Toujours plus de délégation de travaux à l’échelle des exploitations

56 % des exploitations ont recours à la délégation

Le recensement agricole 2020 avait confirmé que les agriculteurs faisaient de plus en plus souvent appel à des prestataires extérieurs (CUMA ou ETA) pour leur déléguer certains travaux. 56 % des exploitations avaient recours à ces services, portant principalement sur tout ou partie des travaux des champs. Seulement 7 % des exploitations déclaraient les utiliser pour des actes techniques relatifs à leur atelier d’élevage. Mais c’étaient les éleveurs laitiers (85 % d’entre eux) qui faisaient le plus appel à la délégation de travaux, notamment dans les plus grandes exploitations.

Certains agriculteurs font de la délégation intégrale (du semis à la récolte, voire les décisions agronomiques, jusqu’aux décisions économiques). D’après une enquête de MDA citée par Réussir, 50 % des ETA interrogées réalisent des prestations complètes, contre 34 % en 2013, considérant que cette activité va encore progresser. Le sociologue François Purseigle estime, quant à lui, que « les données du recensement minimisent largement ces pratiques » et que, dans certaines régions, 18 % des fermes pratiquent la délégation intégrale (toutes productions confondues).
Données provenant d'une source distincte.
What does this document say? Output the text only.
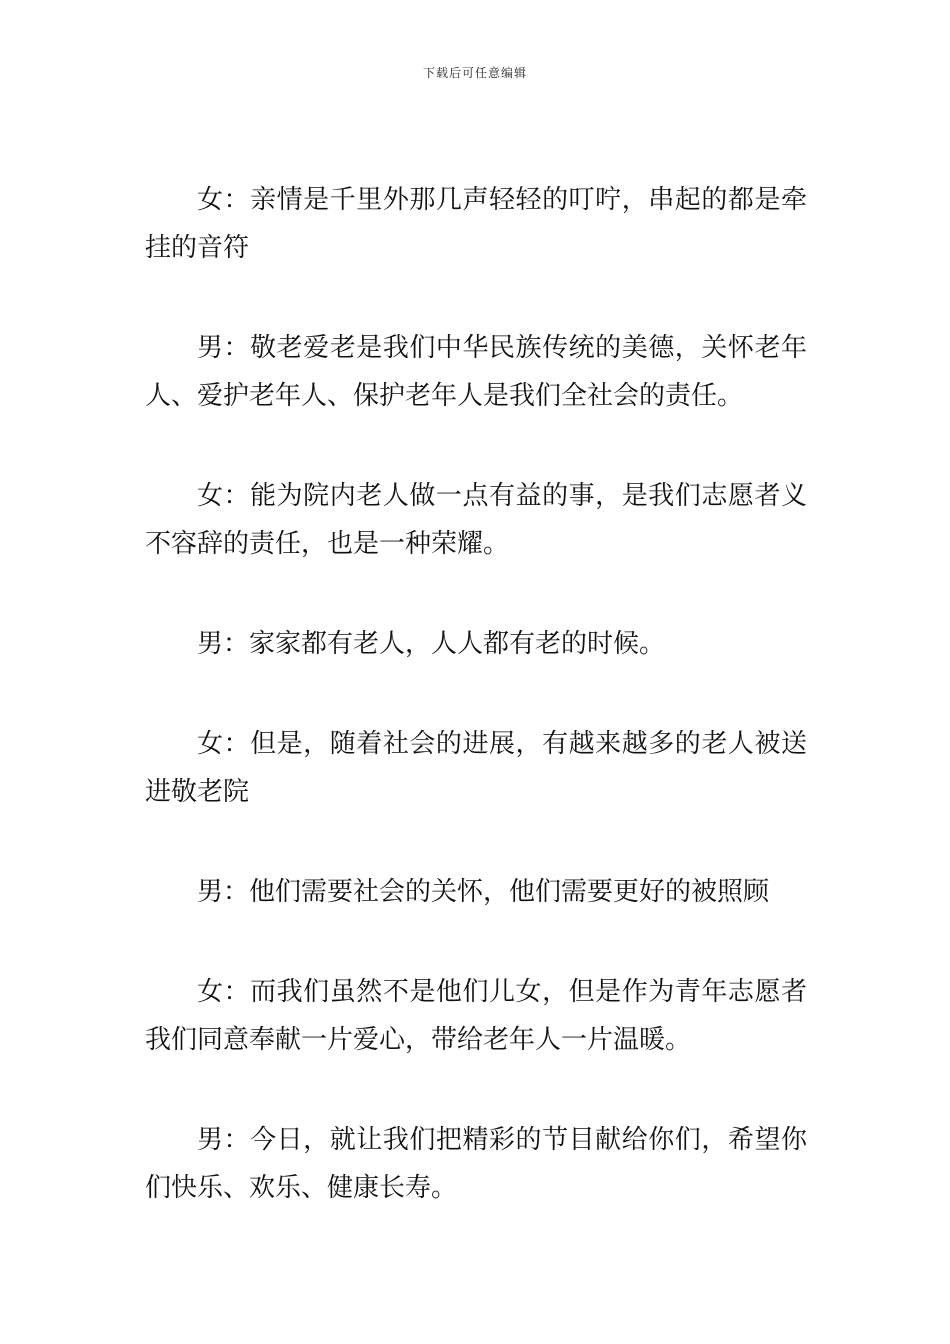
下载后可任意编辑

女：亲情是千里外那几声轻轻的叮咛，串起的都是牵挂的音符

男：敬老爱老是我们中华民族传统的美德，关怀老年人、爱护老年人、保护老年人是我们全社会的责任。

女：能为院内老人做一点有益的事，是我们志愿者义不容辞的责任，也是一种荣耀。

男：家家都有老人，人人都有老的时候。

女：但是，随着社会的进展，有越来越多的老人被送进敬老院

男：他们需要社会的关怀，他们需要更好的被照顾

女：而我们虽然不是他们儿女，但是作为青年志愿者我们同意奉献一片爱心，带给老年人一片温暖。

男：今日，就让我们把精彩的节目献给你们，希望你们快乐、欢乐、健康长寿。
Manque de main-d’œuvre, astreinte de l’élevage, choix de consacrer son temps à une activité de diversification, absence de repreneur, logique patrimoniale (je conserve la ferme familiale mais je ne veux pas l’exploiter moi-même) ou logique économique (coût et débit de chantier plus favorables chez le prestataire) sont autant de raisons qui motivent la délégation de travaux.

Les formes de délégation

A l’instar des ETA ou des CUMA, des entreprises privées de gestion pour compte et des coopératives (comme Euralis ou Noriap) proposent des offres de délégation sur les cultures. Plus récemment, c’est InVivo qui a annoncé la création d’un service d’assistance à la gestion d’exploitations agricoles.

Si cette forme de délégation interroge certains agriculteurs, qui dénoncent une forme d’intégration des exploitations par l’aval ou l’amont, elle peut répondre aux besoins d’exploitants sans successeur et à des opérateurs économiques soucieux de préserver leurs ventes ou leurs approvisionnements.
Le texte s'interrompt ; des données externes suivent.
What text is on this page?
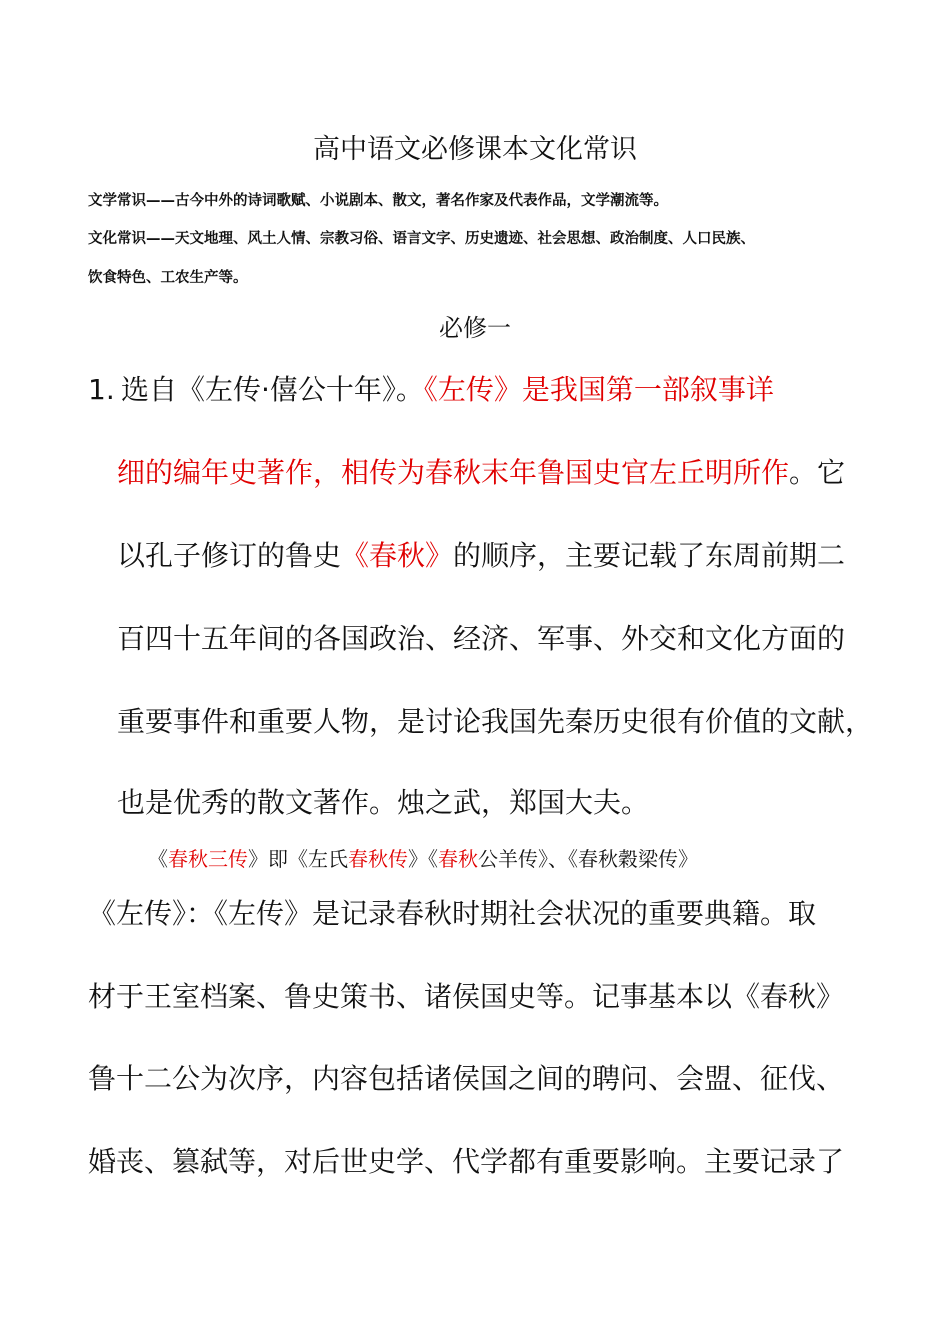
高中语文必修课本文化常识
文学常识——古今中外的诗词歌赋、小说剧本、散文，著名作家及代表作品，文学潮流等。
文化常识——天文地理、风土人情、宗教习俗、语言文字、历史遗迹、社会思想、政治制度、人口民族、
饮食特色、工农生产等。
必修一
1. 选自《左传·僖公十年》。《左传》是我国第一部叙事详
细的编年史著作，相传为春秋末年鲁国史官左丘明所作。它
以孔子修订的鲁史《春秋》的顺序，主要记载了东周前期二
百四十五年间的各国政治、经济、军事、外交和文化方面的
重要事件和重要人物，是讨论我国先秦历史很有价值的文献，
也是优秀的散文著作。烛之武，郑国大夫。
《春秋三传》即《左氏春秋传》《春秋公羊传》、《春秋穀梁传》
《左传》：《左传》是记录春秋时期社会状况的重要典籍。取
材于王室档案、鲁史策书、诸侯国史等。记事基本以《春秋》
鲁十二公为次序，内容包括诸侯国之间的聘问、会盟、征伐、
婚丧、篡弑等，对后世史学、代学都有重要影响。主要记录了
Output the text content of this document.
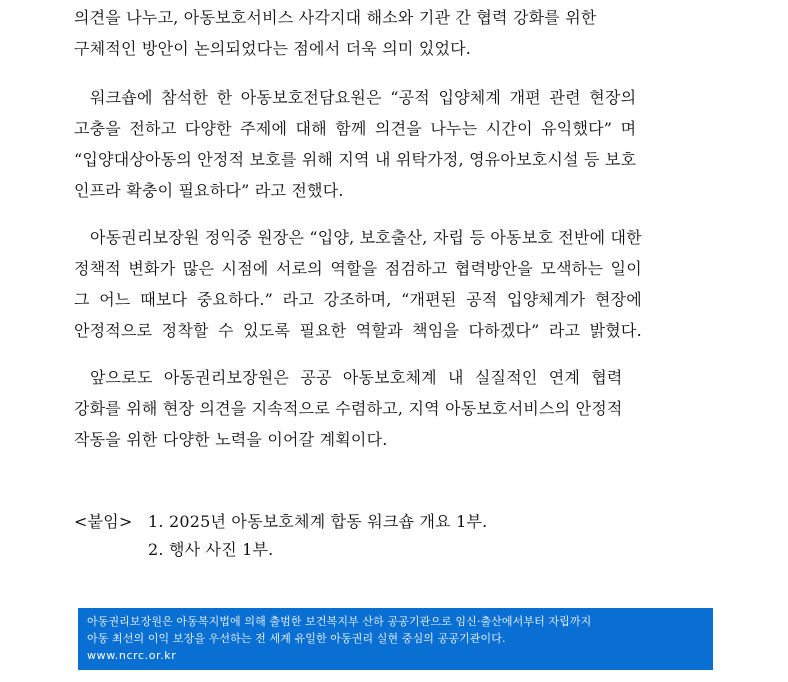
의견을 나누고, 아동보호서비스 사각지대 해소와 기관 간 협력 강화를 위한
구체적인 방안이 논의되었다는 점에서 더욱 의미 있었다.

워크숍에 참석한 한 아동보호전담요원은 “공적 입양체계 개편 관련 현장의
고충을 전하고 다양한 주제에 대해 함께 의견을 나누는 시간이 유익했다” 며
“입양대상아동의 안정적 보호를 위해 지역 내 위탁가정, 영유아보호시설 등 보호
인프라 확충이 필요하다” 라고 전했다.

아동권리보장원 정익중 원장은 “입양, 보호출산, 자립 등 아동보호 전반에 대한
정책적 변화가 많은 시점에 서로의 역할을 점검하고 협력방안을 모색하는 일이
그 어느 때보다 중요하다.” 라고 강조하며, “개편된 공적 입양체계가 현장에
안정적으로 정착할 수 있도록 필요한 역할과 책임을 다하겠다” 라고 밝혔다.

앞으로도 아동권리보장원은 공공 아동보호체계 내 실질적인 연계 협력
강화를 위해 현장 의견을 지속적으로 수렴하고, 지역 아동보호서비스의 안정적
작동을 위한 다양한 노력을 이어갈 계획이다.

<붙임> 1. 2025년 아동보호체계 합동 워크숍 개요 1부.
2. 행사 사진 1부.
아동권리보장원은 아동복지법에 의해 출범한 보건복지부 산하 공공기관으로 임신·출산에서부터 자립까지
아동 최선의 이익 보장을 우선하는 전 세계 유일한 아동권리 실현 중심의 공공기관이다.
www.ncrc.or.kr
Quantification de la ressource en eau et de ses usages en France

Une note produite par France Stratégie, en avril 2024, décrit les prélèvements et les consommations d’eau, selon leurs usages, au niveau des sept grands bassins versants français.  Elle a pour objectif de clarifier les termes du débat dans le contexte des tensions croissantes sur la disponibilité en eau, en lien avec le changement climatique.

L’eau utilisable par les écosystèmes et par les activités humaines en France représente 40 % des précipitations, et l’évapotranspiration 60 %. Si la quantité d’eau sur Terre est constante. Le volume d’eau renouvelable, et donc utilisable, est en diminution en France de 14 % entre les périodes 1999-2001 et 2002-2018, essentiellement du fait de la baisse des précipitations liée au changement climatique.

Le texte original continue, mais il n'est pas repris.